Nous ne fournissons pas d'armes. Que les uns et les autres en fournissent par ailleurs, c'est possible. Mais ne sous-estimez pas la situation des habitants de l'est d'Alep, qui vivent souvent sous terre. J'ai rencontré au Quai d'Orsay une délégation de bénévoles qui oeuvrent sur place au côté des remarquables Casques blancs – que la France voudrait associer au mécanisme de contrôle qu'elle a proposé dans le cadre du GISS – et qui jouent en quelque sorte le rôle d'élus municipaux, s'occupant au quotidien d'éducation, de santé, etc., dans des conditions absolument invraisemblables. Ces gens représentent des Syriens restés chez eux et qui rêvent non d'une Syrie djihadiste, intégriste, mais d'un pays libre, celui dont le Conseil de sécurité a tracé les contours dans sa résolution : une Syrie unitaire, non confessionnelle, qui protège ses minorités et installe des institutions démocratiques. C'est le voeu de nombreux Syriens. On le constate aussi en discutant avec les réfugiés. Les personnes dont je parle nous ont donc expliqué comment ils vivent, ou plutôt survivent, privés d'aide humanitaire depuis plusieurs mois et à l'extrême limite des ressources alimentaires. Je l'ai dit, nous ne laisserons pas faire le Guernica du xxie siècle. C'est une formule. Mais j'ai lu le communiqué du parti communiste français qui dénonce la situation humanitaire à Alep : que dit-il d'autre ? Nous ne sommes pas en désaccord sur tout.

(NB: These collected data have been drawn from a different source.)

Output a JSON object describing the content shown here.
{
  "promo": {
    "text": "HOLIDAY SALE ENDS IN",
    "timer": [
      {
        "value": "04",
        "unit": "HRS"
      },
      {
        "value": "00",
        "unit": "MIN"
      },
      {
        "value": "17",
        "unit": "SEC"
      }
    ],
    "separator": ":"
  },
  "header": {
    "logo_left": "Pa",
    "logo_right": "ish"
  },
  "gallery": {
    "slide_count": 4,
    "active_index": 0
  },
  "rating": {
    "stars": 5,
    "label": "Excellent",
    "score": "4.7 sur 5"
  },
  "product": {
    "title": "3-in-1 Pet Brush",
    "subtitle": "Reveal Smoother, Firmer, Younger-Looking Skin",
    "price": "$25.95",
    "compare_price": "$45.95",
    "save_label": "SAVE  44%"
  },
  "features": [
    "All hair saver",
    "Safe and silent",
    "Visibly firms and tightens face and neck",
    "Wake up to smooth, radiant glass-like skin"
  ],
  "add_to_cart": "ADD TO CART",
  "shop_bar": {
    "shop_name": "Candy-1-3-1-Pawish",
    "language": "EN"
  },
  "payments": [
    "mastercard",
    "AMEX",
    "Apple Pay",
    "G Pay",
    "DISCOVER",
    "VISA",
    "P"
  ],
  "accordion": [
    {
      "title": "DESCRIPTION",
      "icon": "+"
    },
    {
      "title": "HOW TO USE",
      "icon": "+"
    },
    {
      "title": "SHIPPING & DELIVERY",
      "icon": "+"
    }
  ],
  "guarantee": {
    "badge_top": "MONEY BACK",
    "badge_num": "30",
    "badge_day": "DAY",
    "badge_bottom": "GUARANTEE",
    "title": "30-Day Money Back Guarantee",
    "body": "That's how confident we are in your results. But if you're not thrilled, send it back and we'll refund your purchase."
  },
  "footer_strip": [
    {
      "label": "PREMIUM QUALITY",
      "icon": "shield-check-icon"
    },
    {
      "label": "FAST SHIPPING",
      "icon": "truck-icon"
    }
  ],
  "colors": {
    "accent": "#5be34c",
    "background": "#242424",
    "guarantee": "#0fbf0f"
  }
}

J'entends dire qu'il n'y a pas d'opposition modérée. Mais la logique guerrière alimente la radicalisation, ce qui est dramatique. Acculé, on est prêt à accepter n'importe quoi, n'importe qui. Tel est le risque inhérent à cette situation. Selon toutes les informations dont nous disposons, qui ont fait l'objet de recoupements. Ce n'était pas al-Nosra qui dominait l'est d'Alep il y a quelques mois ; mais à force d'attaques, de destructions, de tueries, les plus armés gagnent du terrain. Voilà qui nous éloigne de notre objectif. C'est pour cela qu'il est temps de se ressaisir. La situation est dramatique du point de vue humanitaire comme du point de vue politique.
Chacun doit prendre ses responsabilités. On sait que les Russes soutiennent Bachar al-Assad. Mais, quand nous en discutons avec eux, ils se montrent conscients du fait que ce n'est pas tenable à long terme et qu'il faut trouver une solution par la voie de la négociation. Ils veulent créer le rapport de forces dont j'ai parlé tout à l'heure, mais il n'est pas dans leur intérêt que l'on s'enfonce dans la spirale de la guerre. Si c'est l'option « Syrie utile » qui l'emporte, la guerre continuera, la guerre terroriste se poursuivra, dans la région mais pas seulement : elle nous touchera plus encore qu'auparavant et elle touchera d'autres pays, dont la Russie elle-même. Il n'est donc pas bon pour les Russes que ce foyer de guerre perdure.
Nous pouvons y réfléchir ensemble, avec eux. C'est la position que j'ai toujours défendue. Elle n'est pas manichéenne. Nous avons besoin des Russes ; ce ne sont pas nos ennemis, ce sont nos partenaires. Mais il est de notre devoir de dénoncer une telle situation – à moins de fermer les yeux, y compris sur les armes chimiques, ce que je ne peux pas accepter.